On productivity … mmm

While much is abstruse in these caliginous times, and most blogging seems to be ‘for babes and the shallower type of women’ (as W.B. Selbie described the preaching of his own day), one thing is clear: Ben Myers has not been influenced in the slightest by my wife’s assessment of me. Apparently, I’m ‘relentlessly productive’ at something.

Now there’s a thought.

Speaking of such lists, check out John Crace’s latest piece on 2011’s ‘must reads’.

And speaking of productive, you may like to check out Rowan Williams’ wee chat with Bridget Kendall (of the BBC’s One to One program) about Dostoevsky.


  1. Great cartoon and yes, it sounds like Ben’s hit it on the head! I had to look up ‘caliginous’ but it’ll probably need to come before me another couple of times before it sticks in my vocab.


  2. I also had to look up ‘caliginous’ – in the online dictionary. Caliginous times indeed.

    I asked my husband if he thought I was a ‘babe or shallower type of woman’. And he said, ‘I’ve warned you about reading those women’s magazines’.


  3. My wife told me today she’d be a rich woman if she got paid for every blog post I write. Zing. Maybe someday.

    Caliginous? No wonder I read this blog.


  4. What a delight to find a new (albeit an archaic ) word in ‘caliginous’…thank you Jason.
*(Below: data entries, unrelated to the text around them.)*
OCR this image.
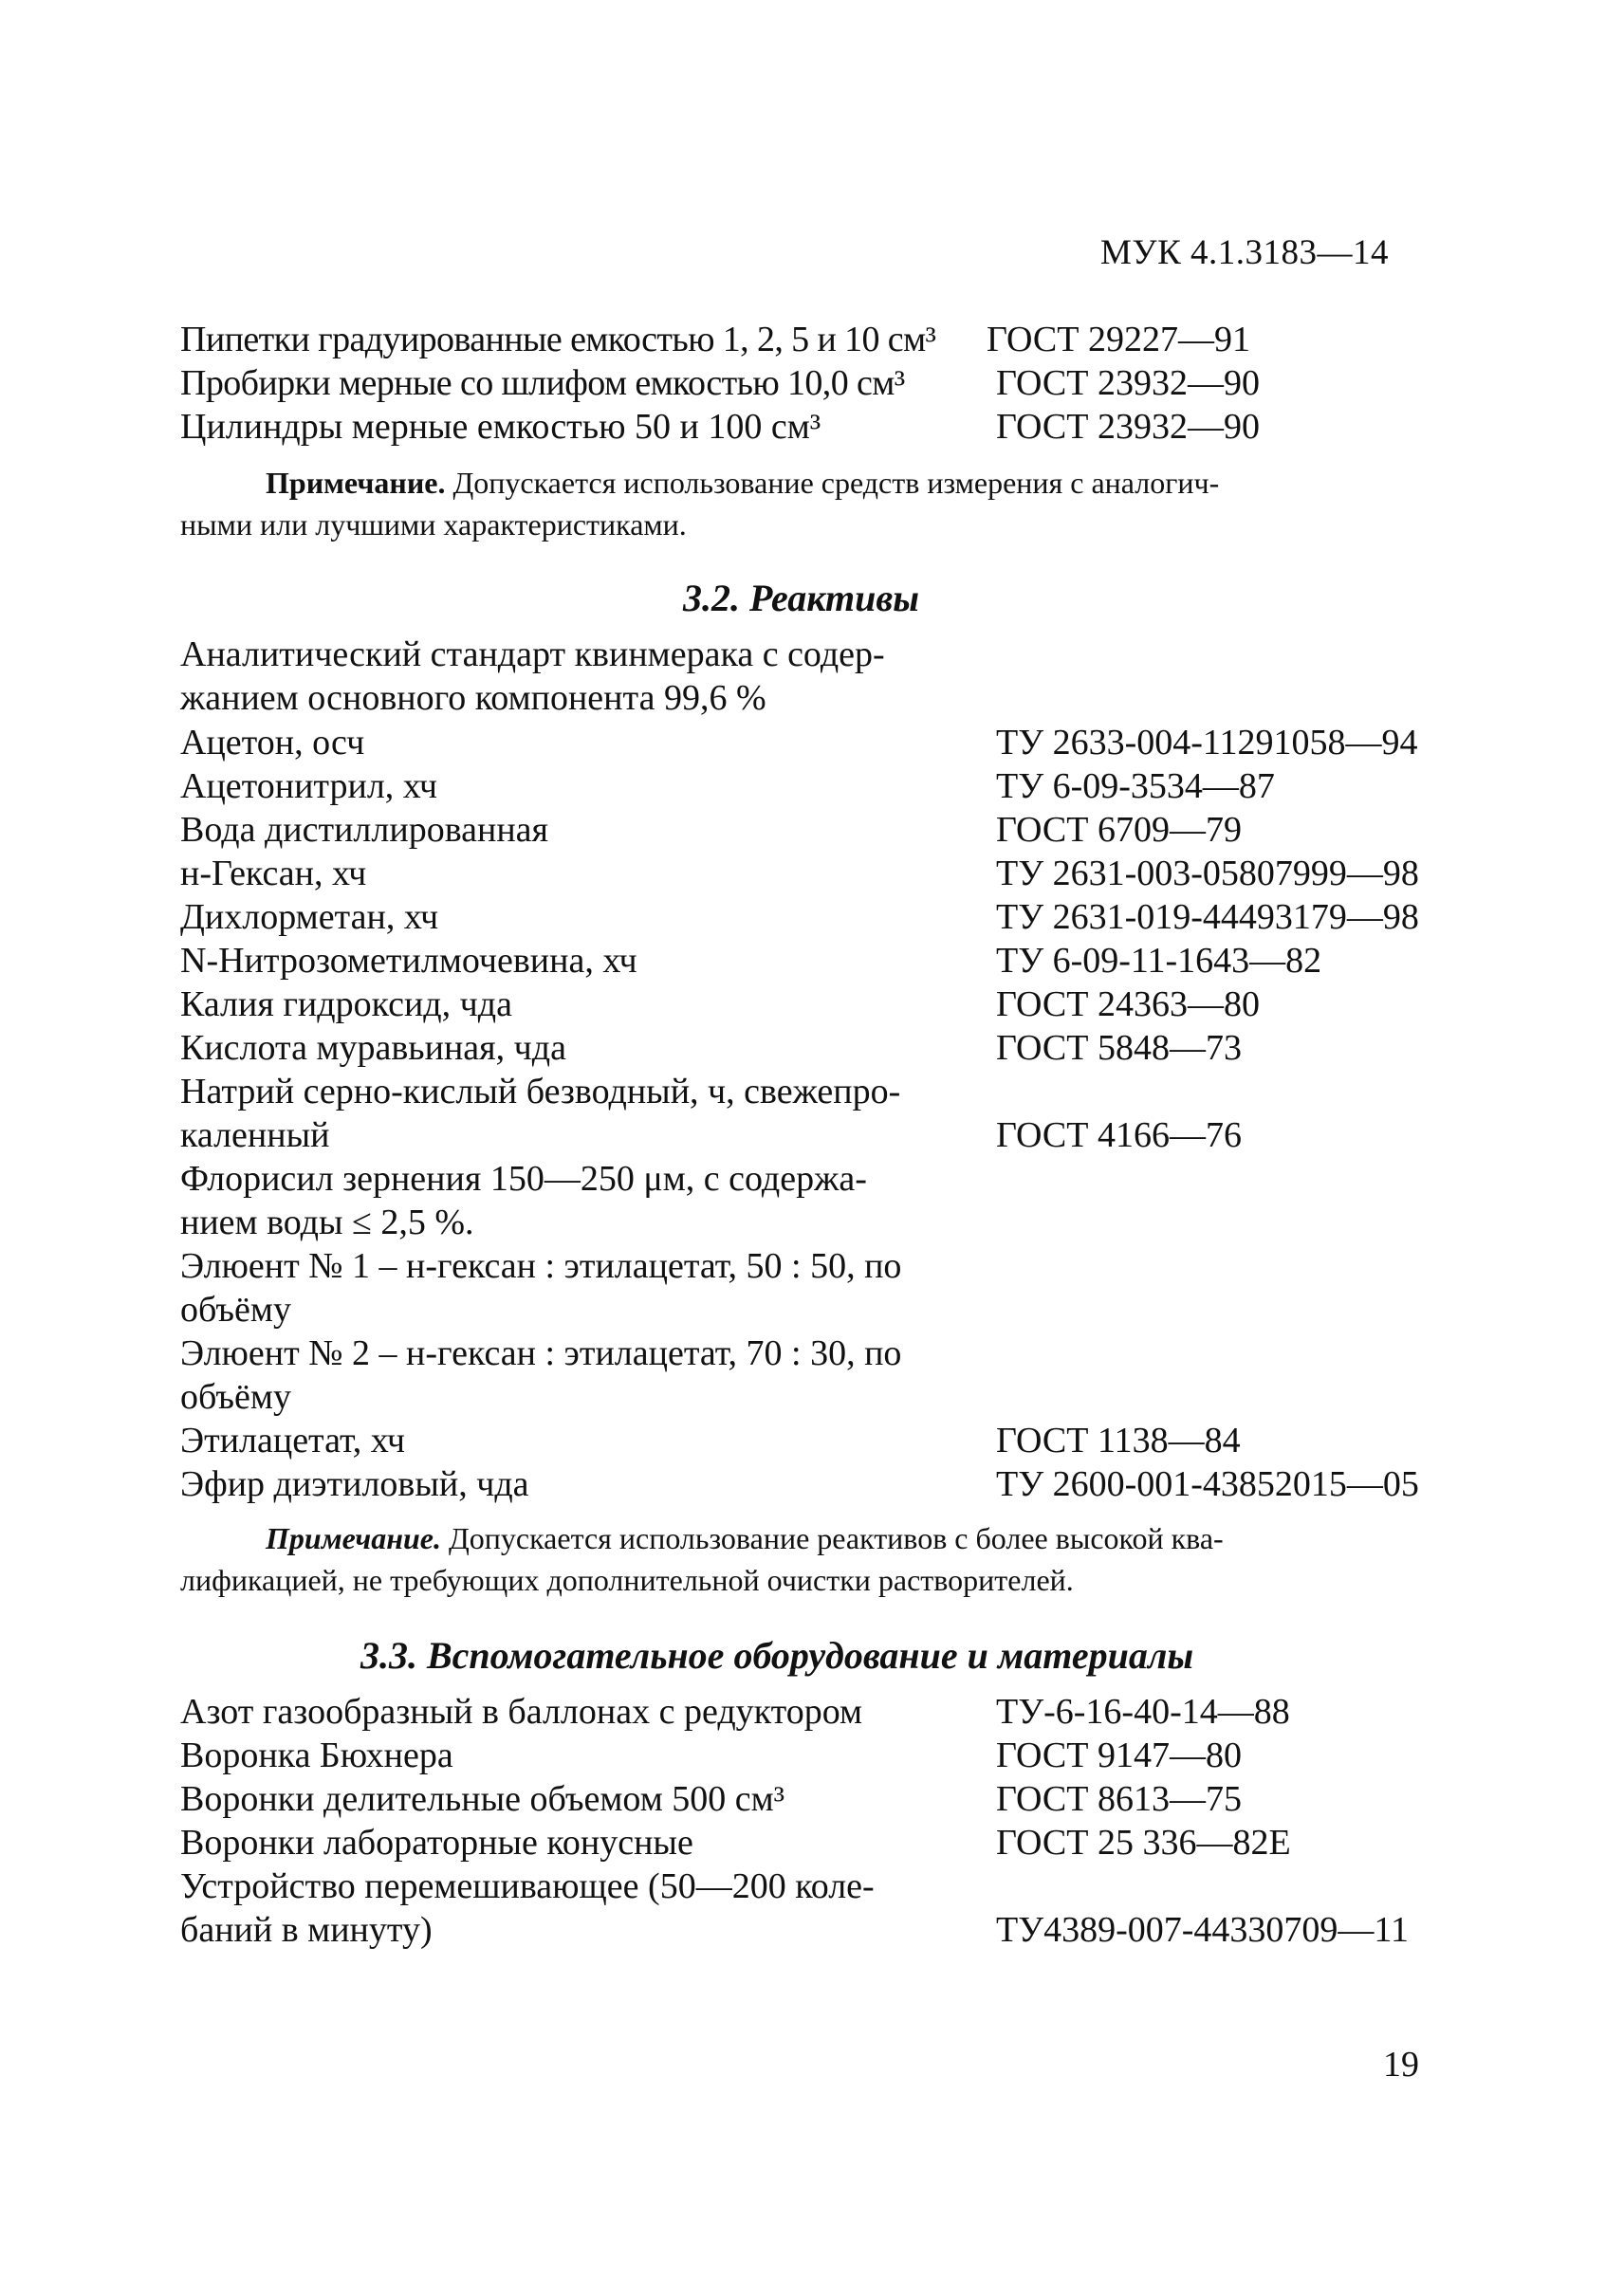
МУК 4.1.3183—14
Пипетки градуированные емкостью 1, 2, 5 и 10 см³ ГОСТ 29227—91
Пробирки мерные со шлифом емкостью 10,0 см³	ГОСТ 23932—90
Цилиндры мерные емкостью 50 и 100 см³	ГОСТ 23932—90
Примечание. Допускается использование средств измерения с аналогич-
ными или лучшими характеристиками.
3.2. Реактивы
Аналитический стандарт квинмерака с содер-
жанием основного компонента 99,6 %
Ацетон, осч	ТУ 2633-004-11291058—94
Ацетонитрил, хч	ТУ 6-09-3534—87
Вода дистиллированная	ГОСТ 6709—79
н-Гексан, хч	ТУ 2631-003-05807999—98
Дихлорметан, хч	ТУ 2631-019-44493179—98
N-Нитрозометилмочевина, хч	ТУ 6-09-11-1643—82
Калия гидроксид, чда	ГОСТ 24363—80
Кислота муравьиная, чда	ГОСТ 5848—73
Натрий серно-кислый безводный, ч, свежепро-
каленный	ГОСТ 4166—76
Флорисил зернения 150—250 μм, с содержа-
нием воды ≤ 2,5 %.
Элюент № 1 – н-гексан : этилацетат, 50 : 50, по
объёму
Элюент № 2 – н-гексан : этилацетат, 70 : 30, по
объёму
Этилацетат, хч	ГОСТ 1138—84
Эфир диэтиловый, чда	ТУ 2600-001-43852015—05
Примечание. Допускается использование реактивов с более высокой ква-
лификацией, не требующих дополнительной очистки растворителей.
3.3. Вспомогательное оборудование и материалы
Азот газообразный в баллонах с редуктором	ТУ-6-16-40-14—88
Воронка Бюхнера	ГОСТ 9147—80
Воронки делительные объемом 500 см³	ГОСТ 8613—75
Воронки лабораторные конусные	ГОСТ 25 336—82Е
Устройство перемешивающее (50—200 коле-
баний в минуту)	ТУ4389-007-44330709—11
19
Is it anything to do with what we learned in Latin in the fourth form about that rather murky ancient Roman character Caligula aka ‘Little Boots’?


  5. Janet, I’d love to know the answer to your question. My guess is that ‘caliginous’ (a Latin word birthed somewhere around the 1540s, and referring to mist, darkness, dimness, obscurity, fog and gloom) probably derives from the name of the Emperor Caligula, and refers to the impiety and cruelty that marked the majority of his reign after the first promising eight months from 37 AD. Happy to be corrected if I’m wrong.


  6. my latin dictionary has ‘caliginosus’, full of mist or darkness, dark, gloomy, obscure. No examples are recorded. It comes from ‘caligo, caliginis’, mist, fog, cloud of dust or smoke. The same effect can be induced by being relentlessly productive.

    Caligula is the diminutive of ‘caliga’, army boot. His family were stationed in a military camp on the borders of Germany and they liked a bit of dress-up. No wonder he went a bit funny when he became Emperor.


  7. Rosemary Dobson (b.1920) has been a very productive poet, having thirteen volumes of poetry published. In the introduction to her Selected Poems (1973) Dobson wrote:
    “I hope it will be perceived that the poems presented here are part of a search for something only fugitively glimpsed; a state of grace which one once knew, or imagined, or from which one was turned away….a doomed but urgent wish to express the inexpressible.”

    The Bystander

    I am the one who looks the other way,
    In any painting you may see me stand
    Rapt at the sky, a bird, an angel’s wing,
    While others kneel, present the myrrh, receive
    The benediction from the radiant hand.

    I hold the horses while the knights dismount
    And draw their swords to fight the battle out;
    Or else in dim perspective you may see
    My distant figure on the mountain road
    When in the plains the hosts are put to rout.

    I am the silly soul who looks too late,
    The dullard dreaming, second from the right,
    I hang upon the crowd, but do not mark
    (Cap over eyes) the slaughtered Innocents,
    Or Icarus, his downward-plunging flight.

    Once in a Garden – back view only there –
    How well the painter placed me, stroke on stroke,
    Yet scarcely seen: among the flowers and grass –
    I heard a voice say, “Eat,” and would have turned –
    I often wonder who it was that spoke.